NC in case this is outing. I am excessively grieving a death and I'm confused and ashamed about it. I feel like I am stealing grief that isn't mine. Sorry this will probably be long as I want to explain the relationship situation.
My Dsis stepDD has been killed in an accident. She was 25. Obviously this is a terrible tragedy and shock, but it isn't my tragedy.
Context is Dsis and her now DW dated years ago when Dsis still lived at home, DW is older than Dsis and has DC including Amy (not real name) who was of primary school age when they met. So I knew Amy as a little girl but not well, obviously as she'd mainly be at her dad's when her DM was dating my Dsis but occasionally the DC would be around. They were together for a few years but split up for over 10 years. They then got back together and got married, by which time Amy was away at uni so again not around much, at the wedding obviously and the odd family event but she was off living her life as a young woman. So I've known her since she was little but not well. I'd send her a token birthday present and she'd send me a token thank you text. I hadn't seen her since Dsis birthday meal in the summer and I don't even remember talking past saying hello then.
Amy was killed in an accident 3 weeks ago, and I have been a mess since. I cry every day (I'm really not a crier usually). I've cried at work, I cry every night when DC are asleep, I'm carrying around the order of service from her funeral in my handbag. I think about her all the time, far far more than I ever did when she was alive. I want to support Dsis and her DW, this is their tragedy, and I can't be like this around them. I feel like a fraud mourning a girl I rarely thought about and didn't really know as a person and I don't understand it and I need to calm it down so I can be there for the people who did know and love her, and I don't know how.

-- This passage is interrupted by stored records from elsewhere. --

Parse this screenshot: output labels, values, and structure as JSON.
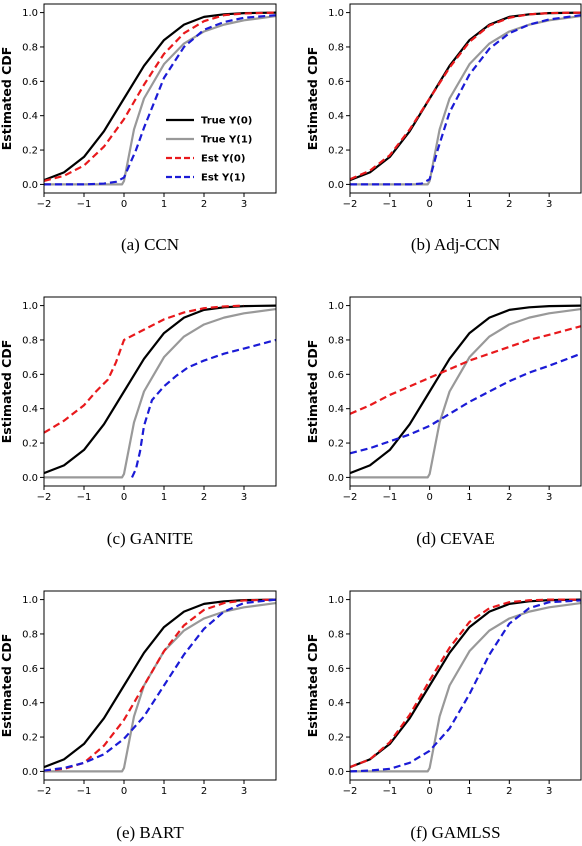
{
  "chart_data": [
    {
      "type": "line",
      "caption": "(a)  CCN",
      "ylabel": "Estimated CDF",
      "xlim": [
        -2,
        3.8
      ],
      "ylim": [
        -0.05,
        1.05
      ],
      "xticks": [
        "−2",
        "−1",
        "0",
        "1",
        "2",
        "3"
      ],
      "yticks": [
        "0.0",
        "0.2",
        "0.4",
        "0.6",
        "0.8",
        "1.0"
      ],
      "grid": false,
      "legend": "center-right",
      "series": [
        {
          "name": "True Y(0)",
          "color": "#000000",
          "dash": "solid",
          "x": [
            -2,
            -1.5,
            -1,
            -0.5,
            0,
            0.5,
            1,
            1.5,
            2,
            2.5,
            3,
            3.8
          ],
          "y": [
            0.025,
            0.07,
            0.16,
            0.31,
            0.5,
            0.69,
            0.84,
            0.93,
            0.975,
            0.99,
            0.997,
            1.0
          ]
        },
        {
          "name": "True Y(1)",
          "color": "#999999",
          "dash": "solid",
          "x": [
            -2,
            -0.05,
            0,
            0.25,
            0.5,
            1,
            1.5,
            2,
            2.5,
            3,
            3.8
          ],
          "y": [
            0,
            0,
            0.02,
            0.32,
            0.5,
            0.7,
            0.82,
            0.89,
            0.93,
            0.955,
            0.98
          ]
        },
        {
          "name": "Est Y(0)",
          "color": "#e8191c",
          "dash": "dashed",
          "x": [
            -2,
            -1.5,
            -1,
            -0.5,
            0,
            0.5,
            1,
            1.5,
            2,
            2.5,
            3,
            3.8
          ],
          "y": [
            0.02,
            0.05,
            0.11,
            0.22,
            0.38,
            0.58,
            0.76,
            0.88,
            0.95,
            0.985,
            0.995,
            1.0
          ]
        },
        {
          "name": "Est Y(1)",
          "color": "#1b1bd6",
          "dash": "dashed",
          "x": [
            -2,
            -1,
            -0.5,
            -0.2,
            0,
            0.3,
            0.5,
            1,
            1.5,
            2,
            2.5,
            3,
            3.8
          ],
          "y": [
            0,
            0,
            0.005,
            0.015,
            0.04,
            0.2,
            0.33,
            0.62,
            0.8,
            0.9,
            0.945,
            0.97,
            0.985
          ]
        }
      ]
    },
    {
      "type": "line",
      "caption": "(b)  Adj-CCN",
      "ylabel": "Estimated CDF",
      "xlim": [
        -2,
        3.8
      ],
      "ylim": [
        -0.05,
        1.05
      ],
      "xticks": [
        "−2",
        "−1",
        "0",
        "1",
        "2",
        "3"
      ],
      "yticks": [
        "0.0",
        "0.2",
        "0.4",
        "0.6",
        "0.8",
        "1.0"
      ],
      "grid": false,
      "series": [
        {
          "name": "True Y(0)",
          "color": "#000000",
          "dash": "solid",
          "x": [
            -2,
            -1.5,
            -1,
            -0.5,
            0,
            0.5,
            1,
            1.5,
            2,
            2.5,
            3,
            3.8
          ],
          "y": [
            0.025,
            0.07,
            0.16,
            0.31,
            0.5,
            0.69,
            0.84,
            0.93,
            0.975,
            0.99,
            0.997,
            1.0
          ]
        },
        {
          "name": "True Y(1)",
          "color": "#999999",
          "dash": "solid",
          "x": [
            -2,
            -0.05,
            0,
            0.25,
            0.5,
            1,
            1.5,
            2,
            2.5,
            3,
            3.8
          ],
          "y": [
            0,
            0,
            0.02,
            0.32,
            0.5,
            0.7,
            0.82,
            0.89,
            0.93,
            0.955,
            0.98
          ]
        },
        {
          "name": "Est Y(0)",
          "color": "#e8191c",
          "dash": "dashed",
          "x": [
            -2,
            -1.5,
            -1,
            -0.5,
            0,
            0.5,
            1,
            1.5,
            2,
            2.5,
            3,
            3.8
          ],
          "y": [
            0.03,
            0.08,
            0.17,
            0.32,
            0.5,
            0.68,
            0.83,
            0.925,
            0.97,
            0.99,
            0.997,
            1.0
          ]
        },
        {
          "name": "Est Y(1)",
          "color": "#1b1bd6",
          "dash": "dashed",
          "x": [
            -2,
            -0.5,
            -0.2,
            0,
            0.2,
            0.5,
            1,
            1.5,
            2,
            2.5,
            3,
            3.8
          ],
          "y": [
            0,
            0,
            0.005,
            0.03,
            0.2,
            0.42,
            0.64,
            0.79,
            0.88,
            0.93,
            0.96,
            0.985
          ]
        }
      ]
    },
    {
      "type": "line",
      "caption": "(c)  GANITE",
      "ylabel": "Estimated CDF",
      "xlim": [
        -2,
        3.8
      ],
      "ylim": [
        -0.05,
        1.05
      ],
      "xticks": [
        "−2",
        "−1",
        "0",
        "1",
        "2",
        "3"
      ],
      "yticks": [
        "0.0",
        "0.2",
        "0.4",
        "0.6",
        "0.8",
        "1.0"
      ],
      "grid": false,
      "series": [
        {
          "name": "True Y(0)",
          "color": "#000000",
          "dash": "solid",
          "x": [
            -2,
            -1.5,
            -1,
            -0.5,
            0,
            0.5,
            1,
            1.5,
            2,
            2.5,
            3,
            3.8
          ],
          "y": [
            0.025,
            0.07,
            0.16,
            0.31,
            0.5,
            0.69,
            0.84,
            0.93,
            0.975,
            0.99,
            0.997,
            1.0
          ]
        },
        {
          "name": "True Y(1)",
          "color": "#999999",
          "dash": "solid",
          "x": [
            -2,
            -0.05,
            0,
            0.25,
            0.5,
            1,
            1.5,
            2,
            2.5,
            3,
            3.8
          ],
          "y": [
            0,
            0,
            0.02,
            0.32,
            0.5,
            0.7,
            0.82,
            0.89,
            0.93,
            0.955,
            0.98
          ]
        },
        {
          "name": "Est Y(0)",
          "color": "#e8191c",
          "dash": "dashed",
          "x": [
            -2,
            -1.5,
            -1,
            -0.7,
            -0.4,
            -0.2,
            0,
            0.5,
            1,
            1.5,
            2,
            2.5,
            3
          ],
          "y": [
            0.26,
            0.33,
            0.42,
            0.5,
            0.57,
            0.67,
            0.8,
            0.86,
            0.92,
            0.96,
            0.985,
            0.995,
            1.0
          ]
        },
        {
          "name": "Est Y(1)",
          "color": "#1b1bd6",
          "dash": "dashed",
          "x": [
            0.2,
            0.3,
            0.4,
            0.5,
            0.7,
            1,
            1.3,
            1.6,
            2,
            2.5,
            3,
            3.8
          ],
          "y": [
            0,
            0.05,
            0.15,
            0.3,
            0.45,
            0.53,
            0.59,
            0.64,
            0.68,
            0.72,
            0.75,
            0.8
          ]
        }
      ]
    },
    {
      "type": "line",
      "caption": "(d)  CEVAE",
      "ylabel": "Estimated CDF",
      "xlim": [
        -2,
        3.8
      ],
      "ylim": [
        -0.05,
        1.05
      ],
      "xticks": [
        "−2",
        "−1",
        "0",
        "1",
        "2",
        "3"
      ],
      "yticks": [
        "0.0",
        "0.2",
        "0.4",
        "0.6",
        "0.8",
        "1.0"
      ],
      "grid": false,
      "series": [
        {
          "name": "True Y(0)",
          "color": "#000000",
          "dash": "solid",
          "x": [
            -2,
            -1.5,
            -1,
            -0.5,
            0,
            0.5,
            1,
            1.5,
            2,
            2.5,
            3,
            3.8
          ],
          "y": [
            0.025,
            0.07,
            0.16,
            0.31,
            0.5,
            0.69,
            0.84,
            0.93,
            0.975,
            0.99,
            0.997,
            1.0
          ]
        },
        {
          "name": "True Y(1)",
          "color": "#999999",
          "dash": "solid",
          "x": [
            -2,
            -0.05,
            0,
            0.25,
            0.5,
            1,
            1.5,
            2,
            2.5,
            3,
            3.8
          ],
          "y": [
            0,
            0,
            0.02,
            0.32,
            0.5,
            0.7,
            0.82,
            0.89,
            0.93,
            0.955,
            0.98
          ]
        },
        {
          "name": "Est Y(0)",
          "color": "#e8191c",
          "dash": "dashed",
          "x": [
            -2,
            -1.5,
            -1,
            -0.5,
            0,
            0.5,
            1,
            1.5,
            2,
            2.5,
            3,
            3.8
          ],
          "y": [
            0.37,
            0.42,
            0.48,
            0.53,
            0.58,
            0.63,
            0.68,
            0.72,
            0.76,
            0.8,
            0.83,
            0.88
          ]
        },
        {
          "name": "Est Y(1)",
          "color": "#1b1bd6",
          "dash": "dashed",
          "x": [
            -2,
            -1.5,
            -1,
            -0.5,
            0,
            0.5,
            1,
            1.5,
            2,
            2.5,
            3,
            3.8
          ],
          "y": [
            0.14,
            0.17,
            0.21,
            0.25,
            0.3,
            0.37,
            0.44,
            0.5,
            0.56,
            0.61,
            0.65,
            0.72
          ]
        }
      ]
    },
    {
      "type": "line",
      "caption": "(e)  BART",
      "ylabel": "Estimated CDF",
      "xlim": [
        -2,
        3.8
      ],
      "ylim": [
        -0.05,
        1.05
      ],
      "xticks": [
        "−2",
        "−1",
        "0",
        "1",
        "2",
        "3"
      ],
      "yticks": [
        "0.0",
        "0.2",
        "0.4",
        "0.6",
        "0.8",
        "1.0"
      ],
      "grid": false,
      "series": [
        {
          "name": "True Y(0)",
          "color": "#000000",
          "dash": "solid",
          "x": [
            -2,
            -1.5,
            -1,
            -0.5,
            0,
            0.5,
            1,
            1.5,
            2,
            2.5,
            3,
            3.8
          ],
          "y": [
            0.025,
            0.07,
            0.16,
            0.31,
            0.5,
            0.69,
            0.84,
            0.93,
            0.975,
            0.99,
            0.997,
            1.0
          ]
        },
        {
          "name": "True Y(1)",
          "color": "#999999",
          "dash": "solid",
          "x": [
            -2,
            -0.05,
            0,
            0.25,
            0.5,
            1,
            1.5,
            2,
            2.5,
            3,
            3.8
          ],
          "y": [
            0,
            0,
            0.02,
            0.32,
            0.5,
            0.7,
            0.82,
            0.89,
            0.93,
            0.955,
            0.98
          ]
        },
        {
          "name": "Est Y(0)",
          "color": "#e8191c",
          "dash": "dashed",
          "x": [
            -2,
            -1.5,
            -1,
            -0.5,
            0,
            0.5,
            1,
            1.5,
            2,
            2.5,
            3,
            3.8
          ],
          "y": [
            0.005,
            0.015,
            0.05,
            0.15,
            0.3,
            0.5,
            0.7,
            0.85,
            0.94,
            0.98,
            0.995,
            1.0
          ]
        },
        {
          "name": "Est Y(1)",
          "color": "#1b1bd6",
          "dash": "dashed",
          "x": [
            -2,
            -1.5,
            -1,
            -0.5,
            0,
            0.5,
            1,
            1.5,
            2,
            2.5,
            3,
            3.8
          ],
          "y": [
            0.005,
            0.02,
            0.05,
            0.1,
            0.19,
            0.32,
            0.5,
            0.68,
            0.83,
            0.93,
            0.98,
            1.0
          ]
        }
      ]
    },
    {
      "type": "line",
      "caption": "(f)  GAMLSS",
      "ylabel": "Estimated CDF",
      "xlim": [
        -2,
        3.8
      ],
      "ylim": [
        -0.05,
        1.05
      ],
      "xticks": [
        "−2",
        "−1",
        "0",
        "1",
        "2",
        "3"
      ],
      "yticks": [
        "0.0",
        "0.2",
        "0.4",
        "0.6",
        "0.8",
        "1.0"
      ],
      "grid": false,
      "series": [
        {
          "name": "True Y(0)",
          "color": "#000000",
          "dash": "solid",
          "x": [
            -2,
            -1.5,
            -1,
            -0.5,
            0,
            0.5,
            1,
            1.5,
            2,
            2.5,
            3,
            3.8
          ],
          "y": [
            0.025,
            0.07,
            0.16,
            0.31,
            0.5,
            0.69,
            0.84,
            0.93,
            0.975,
            0.99,
            0.997,
            1.0
          ]
        },
        {
          "name": "True Y(1)",
          "color": "#999999",
          "dash": "solid",
          "x": [
            -2,
            -0.05,
            0,
            0.25,
            0.5,
            1,
            1.5,
            2,
            2.5,
            3,
            3.8
          ],
          "y": [
            0,
            0,
            0.02,
            0.32,
            0.5,
            0.7,
            0.82,
            0.89,
            0.93,
            0.955,
            0.98
          ]
        },
        {
          "name": "Est Y(0)",
          "color": "#e8191c",
          "dash": "dashed",
          "x": [
            -2,
            -1.5,
            -1,
            -0.5,
            0,
            0.5,
            1,
            1.5,
            2,
            2.5,
            3,
            3.8
          ],
          "y": [
            0.025,
            0.07,
            0.17,
            0.33,
            0.53,
            0.72,
            0.87,
            0.95,
            0.985,
            0.996,
            1.0,
            1.0
          ]
        },
        {
          "name": "Est Y(1)",
          "color": "#1b1bd6",
          "dash": "dashed",
          "x": [
            -2,
            -1.5,
            -1,
            -0.5,
            0,
            0.5,
            1,
            1.5,
            2,
            2.5,
            3,
            3.8
          ],
          "y": [
            0,
            0.005,
            0.015,
            0.05,
            0.12,
            0.25,
            0.45,
            0.68,
            0.86,
            0.95,
            0.985,
            0.995
          ]
        }
      ]
    }
  ]
}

What make it more confusing is I'm not a stranger to young people dying. My cousin died not much older than Amy, from a reaction to medication. I never shed a tear and I'd known him all his life. I work with people with a degenerative illness which in it's severest form is fatal, and I've known people in their teens and twenties who've died. Obviously I knew them professionally but still I spent a lot more time with them and knew them as people a lot better then I knew Amy.
Thanks anyone who read all that and I'd appreciate any advice or help to make sense of this. I want to support my Dsis and I can't be dissolving into tears around her when it's her loss not mine. I didn't really know Amy, I didn't love her, she didn't cross my mind most of the time and how I'm being isn't right, and I don't understand it especially when I've been around young people's deaths more than most would. Please help if you can.